Piaget's ideas about human learning:
People are active processors of information. Instead of being passive respondents to environmental conditions, human beings are actively involved and interpreting and learning from the events around them.
Knowledge can be described in terms of structures that change with development. Piaget proposed the concept of schema. As children develop, new schemes emerge, and are sometimes integrated with each other into cognitive structures.
Cognitive development results from the interactions that children have with their physical and social environments. As a child explores his world, and eventually they began to discover that they hold a perspective of the world uniquely their own.
The process through which people interact with the environment remains constant. According to Piaget, people interact with their environment through to unchanging processes known as assimilation and accommodation.
In accommodation, an individual either modifies an existing scheme or forms a new one to account for the new event.
In assimilation an individual interacts with an object or event in a way that is consistent with an existing scheme.
People are intrinsically motivated to try to make sense of the world around them. According to this view, people are sometimes in the state of equilibrium, they can comfortably explain new events in terms of their existing schemes. However at times they can encounter events they cannot explain our make sense of this is called disequilibrium, a mental discomfort. Through reorganizing thought people are able to then understand the previously un-understandable and return to equilibrium.
Cognitive development occurs in distinct stages, with thought processes at each stage being qualitatively different from those and other stages.

Piaget's four stages:
1.        Sensorimotor stage:
2.        Preoperational stage:
3.        Concrete Operations:
4.        Formal Operations:
5.         
Sensorimotor stage: from birth until about two years of age. At this age children are only aware of objects that are directly before them, thus the saying, "out of sight, out of mind."  (Example: The game of "peek-a-boo" is enjoyed only by infants.  Their joy in this game comes from their "finding" the adult -- who"hides" by blocking the child's view and thus "disappears" and "re-appears" as the child experiences it.)

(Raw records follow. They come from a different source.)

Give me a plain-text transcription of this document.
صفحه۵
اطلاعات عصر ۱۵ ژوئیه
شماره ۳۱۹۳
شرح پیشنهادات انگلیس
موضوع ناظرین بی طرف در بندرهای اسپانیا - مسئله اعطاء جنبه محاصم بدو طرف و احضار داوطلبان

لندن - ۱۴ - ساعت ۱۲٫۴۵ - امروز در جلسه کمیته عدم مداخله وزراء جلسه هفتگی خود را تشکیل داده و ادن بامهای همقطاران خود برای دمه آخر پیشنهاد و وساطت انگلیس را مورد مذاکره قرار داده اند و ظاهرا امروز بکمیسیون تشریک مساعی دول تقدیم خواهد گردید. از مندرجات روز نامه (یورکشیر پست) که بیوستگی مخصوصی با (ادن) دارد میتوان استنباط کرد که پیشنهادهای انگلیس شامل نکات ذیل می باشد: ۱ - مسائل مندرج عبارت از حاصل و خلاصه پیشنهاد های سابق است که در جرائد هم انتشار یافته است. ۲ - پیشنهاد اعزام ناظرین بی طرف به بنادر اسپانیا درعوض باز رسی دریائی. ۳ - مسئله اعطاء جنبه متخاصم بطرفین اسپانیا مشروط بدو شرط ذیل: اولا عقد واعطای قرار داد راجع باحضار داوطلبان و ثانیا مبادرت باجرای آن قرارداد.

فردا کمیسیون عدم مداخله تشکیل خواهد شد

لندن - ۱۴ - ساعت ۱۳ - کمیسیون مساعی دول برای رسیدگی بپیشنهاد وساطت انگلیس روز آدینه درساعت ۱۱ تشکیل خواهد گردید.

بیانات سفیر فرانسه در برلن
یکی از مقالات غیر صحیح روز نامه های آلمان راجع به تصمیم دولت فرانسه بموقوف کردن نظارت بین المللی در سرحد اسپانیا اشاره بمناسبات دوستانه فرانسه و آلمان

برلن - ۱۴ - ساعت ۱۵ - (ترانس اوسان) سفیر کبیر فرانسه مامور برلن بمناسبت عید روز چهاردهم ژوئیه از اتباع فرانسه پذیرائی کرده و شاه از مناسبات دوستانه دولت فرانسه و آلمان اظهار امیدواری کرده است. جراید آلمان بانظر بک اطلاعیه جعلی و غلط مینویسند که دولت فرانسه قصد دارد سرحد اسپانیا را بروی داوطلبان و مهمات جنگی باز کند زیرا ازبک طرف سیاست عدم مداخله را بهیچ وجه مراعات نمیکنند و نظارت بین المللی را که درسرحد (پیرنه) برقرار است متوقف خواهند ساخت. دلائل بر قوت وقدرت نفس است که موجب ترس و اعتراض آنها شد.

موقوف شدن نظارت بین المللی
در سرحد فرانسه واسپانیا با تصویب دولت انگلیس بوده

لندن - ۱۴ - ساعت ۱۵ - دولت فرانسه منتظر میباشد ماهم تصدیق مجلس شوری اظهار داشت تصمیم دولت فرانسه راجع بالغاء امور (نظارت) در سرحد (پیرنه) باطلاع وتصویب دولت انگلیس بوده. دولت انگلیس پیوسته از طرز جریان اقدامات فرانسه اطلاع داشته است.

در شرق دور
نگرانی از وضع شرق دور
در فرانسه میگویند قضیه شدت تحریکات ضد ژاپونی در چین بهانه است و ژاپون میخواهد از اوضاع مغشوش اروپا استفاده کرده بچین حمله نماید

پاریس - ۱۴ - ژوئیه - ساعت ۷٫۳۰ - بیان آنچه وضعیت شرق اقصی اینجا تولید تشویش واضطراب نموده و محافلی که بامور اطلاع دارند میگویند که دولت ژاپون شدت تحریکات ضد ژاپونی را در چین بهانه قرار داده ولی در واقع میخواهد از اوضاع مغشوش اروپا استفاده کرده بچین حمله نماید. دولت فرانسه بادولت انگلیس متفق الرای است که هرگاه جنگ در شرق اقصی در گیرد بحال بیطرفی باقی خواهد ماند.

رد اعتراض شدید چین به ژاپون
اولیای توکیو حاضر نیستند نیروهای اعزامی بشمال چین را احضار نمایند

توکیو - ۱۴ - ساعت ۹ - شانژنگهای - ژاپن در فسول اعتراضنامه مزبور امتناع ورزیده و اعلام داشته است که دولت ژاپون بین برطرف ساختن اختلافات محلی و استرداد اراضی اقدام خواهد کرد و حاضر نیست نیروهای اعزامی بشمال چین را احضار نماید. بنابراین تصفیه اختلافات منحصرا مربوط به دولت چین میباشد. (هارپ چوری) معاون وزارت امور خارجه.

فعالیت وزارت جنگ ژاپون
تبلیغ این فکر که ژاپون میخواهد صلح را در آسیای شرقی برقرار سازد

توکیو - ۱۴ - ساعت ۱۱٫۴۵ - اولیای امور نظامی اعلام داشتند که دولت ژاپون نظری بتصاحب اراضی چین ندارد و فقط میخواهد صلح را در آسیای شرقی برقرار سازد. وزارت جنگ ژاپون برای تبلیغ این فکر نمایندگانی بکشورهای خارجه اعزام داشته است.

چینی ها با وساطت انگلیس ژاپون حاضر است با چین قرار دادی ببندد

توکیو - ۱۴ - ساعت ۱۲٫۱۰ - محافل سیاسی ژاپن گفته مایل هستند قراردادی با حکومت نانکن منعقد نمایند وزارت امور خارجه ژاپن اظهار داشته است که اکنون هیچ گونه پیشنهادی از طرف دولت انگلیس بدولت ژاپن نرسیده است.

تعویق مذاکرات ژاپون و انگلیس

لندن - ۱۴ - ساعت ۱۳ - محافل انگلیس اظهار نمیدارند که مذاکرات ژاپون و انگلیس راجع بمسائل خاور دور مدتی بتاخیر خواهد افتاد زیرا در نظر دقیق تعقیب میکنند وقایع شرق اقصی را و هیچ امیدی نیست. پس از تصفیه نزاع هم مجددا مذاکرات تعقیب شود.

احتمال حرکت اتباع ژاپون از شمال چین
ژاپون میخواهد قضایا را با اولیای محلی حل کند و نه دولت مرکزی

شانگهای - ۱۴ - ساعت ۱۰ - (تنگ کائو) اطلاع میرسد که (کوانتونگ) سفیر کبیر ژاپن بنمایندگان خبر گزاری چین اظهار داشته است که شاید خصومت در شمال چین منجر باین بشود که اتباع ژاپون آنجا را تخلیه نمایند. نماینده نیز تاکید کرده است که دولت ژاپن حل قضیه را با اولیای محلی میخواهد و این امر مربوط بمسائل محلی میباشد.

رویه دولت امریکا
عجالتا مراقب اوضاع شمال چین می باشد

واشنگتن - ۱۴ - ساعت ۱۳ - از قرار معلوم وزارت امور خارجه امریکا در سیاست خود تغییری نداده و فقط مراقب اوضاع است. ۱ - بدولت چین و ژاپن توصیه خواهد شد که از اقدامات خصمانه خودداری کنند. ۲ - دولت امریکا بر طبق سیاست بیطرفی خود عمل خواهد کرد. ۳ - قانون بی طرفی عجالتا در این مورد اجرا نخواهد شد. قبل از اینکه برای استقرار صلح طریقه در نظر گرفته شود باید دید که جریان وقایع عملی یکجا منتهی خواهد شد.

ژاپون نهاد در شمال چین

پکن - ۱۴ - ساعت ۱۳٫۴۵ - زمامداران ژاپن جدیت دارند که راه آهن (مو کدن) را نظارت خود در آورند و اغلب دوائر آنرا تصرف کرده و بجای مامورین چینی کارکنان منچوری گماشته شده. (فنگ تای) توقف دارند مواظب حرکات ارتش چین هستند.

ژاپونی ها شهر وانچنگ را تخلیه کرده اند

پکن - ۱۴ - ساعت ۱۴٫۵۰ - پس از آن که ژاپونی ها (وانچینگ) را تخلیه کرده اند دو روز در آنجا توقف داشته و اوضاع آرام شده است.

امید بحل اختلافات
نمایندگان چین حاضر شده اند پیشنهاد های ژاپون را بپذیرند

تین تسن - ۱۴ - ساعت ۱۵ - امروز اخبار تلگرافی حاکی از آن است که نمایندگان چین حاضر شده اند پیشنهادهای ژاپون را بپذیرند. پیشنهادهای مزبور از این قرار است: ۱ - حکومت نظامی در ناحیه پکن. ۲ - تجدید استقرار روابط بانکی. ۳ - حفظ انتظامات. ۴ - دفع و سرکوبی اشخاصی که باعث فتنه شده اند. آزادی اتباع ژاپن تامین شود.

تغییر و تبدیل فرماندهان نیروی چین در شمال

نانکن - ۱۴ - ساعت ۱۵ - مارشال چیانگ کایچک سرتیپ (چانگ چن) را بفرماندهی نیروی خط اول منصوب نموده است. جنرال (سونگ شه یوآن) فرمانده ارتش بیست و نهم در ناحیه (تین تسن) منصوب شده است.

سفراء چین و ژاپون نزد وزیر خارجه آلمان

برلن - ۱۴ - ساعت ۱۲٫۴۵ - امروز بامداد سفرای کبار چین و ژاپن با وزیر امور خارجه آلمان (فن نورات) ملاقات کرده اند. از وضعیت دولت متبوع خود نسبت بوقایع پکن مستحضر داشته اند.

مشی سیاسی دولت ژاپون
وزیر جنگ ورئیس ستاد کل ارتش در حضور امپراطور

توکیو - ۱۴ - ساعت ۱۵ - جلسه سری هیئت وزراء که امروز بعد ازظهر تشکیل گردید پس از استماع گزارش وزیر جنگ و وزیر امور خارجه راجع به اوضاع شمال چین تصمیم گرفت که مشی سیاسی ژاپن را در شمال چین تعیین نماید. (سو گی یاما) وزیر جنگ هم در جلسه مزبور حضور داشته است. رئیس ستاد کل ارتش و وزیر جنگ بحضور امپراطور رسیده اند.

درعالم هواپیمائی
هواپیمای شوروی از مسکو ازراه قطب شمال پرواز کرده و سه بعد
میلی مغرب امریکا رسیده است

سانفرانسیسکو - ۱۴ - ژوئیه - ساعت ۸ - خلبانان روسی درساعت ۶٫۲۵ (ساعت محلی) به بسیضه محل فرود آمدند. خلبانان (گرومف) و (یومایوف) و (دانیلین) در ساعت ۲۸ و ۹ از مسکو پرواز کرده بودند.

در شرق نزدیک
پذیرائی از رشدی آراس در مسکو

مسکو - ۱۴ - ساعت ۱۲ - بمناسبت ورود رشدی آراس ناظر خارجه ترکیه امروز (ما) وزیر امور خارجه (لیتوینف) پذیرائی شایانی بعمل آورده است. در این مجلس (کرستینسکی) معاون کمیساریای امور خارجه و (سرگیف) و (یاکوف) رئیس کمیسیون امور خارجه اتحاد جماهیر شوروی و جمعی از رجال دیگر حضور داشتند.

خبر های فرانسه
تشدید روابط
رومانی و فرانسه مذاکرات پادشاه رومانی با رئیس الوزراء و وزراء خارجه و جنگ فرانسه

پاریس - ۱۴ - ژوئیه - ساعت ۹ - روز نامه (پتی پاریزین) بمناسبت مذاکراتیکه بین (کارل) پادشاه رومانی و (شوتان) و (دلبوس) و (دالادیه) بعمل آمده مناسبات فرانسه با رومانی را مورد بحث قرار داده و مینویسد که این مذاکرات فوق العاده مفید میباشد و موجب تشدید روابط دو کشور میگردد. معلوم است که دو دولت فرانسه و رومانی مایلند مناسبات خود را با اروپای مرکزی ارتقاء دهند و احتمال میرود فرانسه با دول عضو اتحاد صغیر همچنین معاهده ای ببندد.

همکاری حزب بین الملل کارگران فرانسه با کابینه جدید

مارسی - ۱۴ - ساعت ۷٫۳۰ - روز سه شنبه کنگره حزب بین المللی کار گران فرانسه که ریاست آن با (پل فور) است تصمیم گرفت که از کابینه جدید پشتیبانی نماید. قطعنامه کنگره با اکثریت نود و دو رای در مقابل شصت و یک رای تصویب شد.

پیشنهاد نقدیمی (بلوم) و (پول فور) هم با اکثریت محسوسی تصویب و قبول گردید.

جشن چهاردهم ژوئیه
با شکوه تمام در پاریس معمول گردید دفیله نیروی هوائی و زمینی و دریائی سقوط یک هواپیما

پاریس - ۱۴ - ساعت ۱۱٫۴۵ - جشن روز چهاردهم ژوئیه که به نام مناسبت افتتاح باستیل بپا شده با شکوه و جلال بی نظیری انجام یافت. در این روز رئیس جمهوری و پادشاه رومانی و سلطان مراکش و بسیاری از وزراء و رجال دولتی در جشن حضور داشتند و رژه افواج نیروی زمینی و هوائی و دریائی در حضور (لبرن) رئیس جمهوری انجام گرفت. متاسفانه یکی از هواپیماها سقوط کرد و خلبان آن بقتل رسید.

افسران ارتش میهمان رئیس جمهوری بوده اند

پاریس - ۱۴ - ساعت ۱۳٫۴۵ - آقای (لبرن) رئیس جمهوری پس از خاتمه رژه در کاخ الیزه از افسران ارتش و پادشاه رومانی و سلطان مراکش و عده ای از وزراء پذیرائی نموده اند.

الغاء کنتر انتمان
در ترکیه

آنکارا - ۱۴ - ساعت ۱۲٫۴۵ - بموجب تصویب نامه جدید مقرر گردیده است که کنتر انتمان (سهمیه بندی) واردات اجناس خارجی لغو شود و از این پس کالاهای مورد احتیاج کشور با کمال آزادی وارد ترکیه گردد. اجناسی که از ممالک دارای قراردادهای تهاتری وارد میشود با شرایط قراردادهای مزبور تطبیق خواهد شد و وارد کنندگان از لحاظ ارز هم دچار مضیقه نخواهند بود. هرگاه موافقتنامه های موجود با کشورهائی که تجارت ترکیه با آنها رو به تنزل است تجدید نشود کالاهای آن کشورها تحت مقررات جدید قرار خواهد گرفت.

Preoperational stage: emerges when children are about two years old until they are about six to seven years old. This is the stage of language development. Expanding childrens’ vocabularies reflect the many new mental schemes that are developing. This stage is characterized by a logical thinking, but not according toadult standards. A classic example is how young children cannot understand conservation of liquid. They will usually think that a taller glass has more water than a short glass even though both have been demonstrated to have the exact same amount of water.

Concrete operations: this  third stage of cognitive development appears when children are six or seven years old and continues until they are about 11 or 12 years old. Children begin to think logically about conservation problems and other situations as well. However, they typically can apply their logical operations only to concrete, observable objects and events.

Formal operations: the fourth and final stage usually appears after children are 11 or 12 years of age and continues to evolve for several years after that time. During this time the child develops the ability to reason with abstract, hypothetical, and contrary-to-fact information.
[It must be noted that some recent research does not confirm Piaget's four stages in their entirety.]
Vygotsky's developmental theory:
This Russian psychologist conducted numerous studies of children's thinking.
Some of his most influential ideas are:
1. Complex mental processes began as social activities.  As children develop, they gradually  analyze these processes and can use them independently of those around him. Vygotsky called this process of social activities being internalized as mental activities "internalization."
2. Children can often accomplish more difficult tasks when they have the assistance of other people more advanced and competent than themselves.
3. Tasks within the zone of proximal development promote maximum cognitive growth. This is the zone of learning for a child where he can learn something with the assistance of others. Without such assistance he would not be able to learn the subject.  
4. The idea of scaffolding learning comes from Vygotsky's zone of proximal development theory. Scaffolding refers to learning situations in which adults and other more competent individuals provide some form of guidance or structure that enables students to engage in learning activities within their zone of proximal development.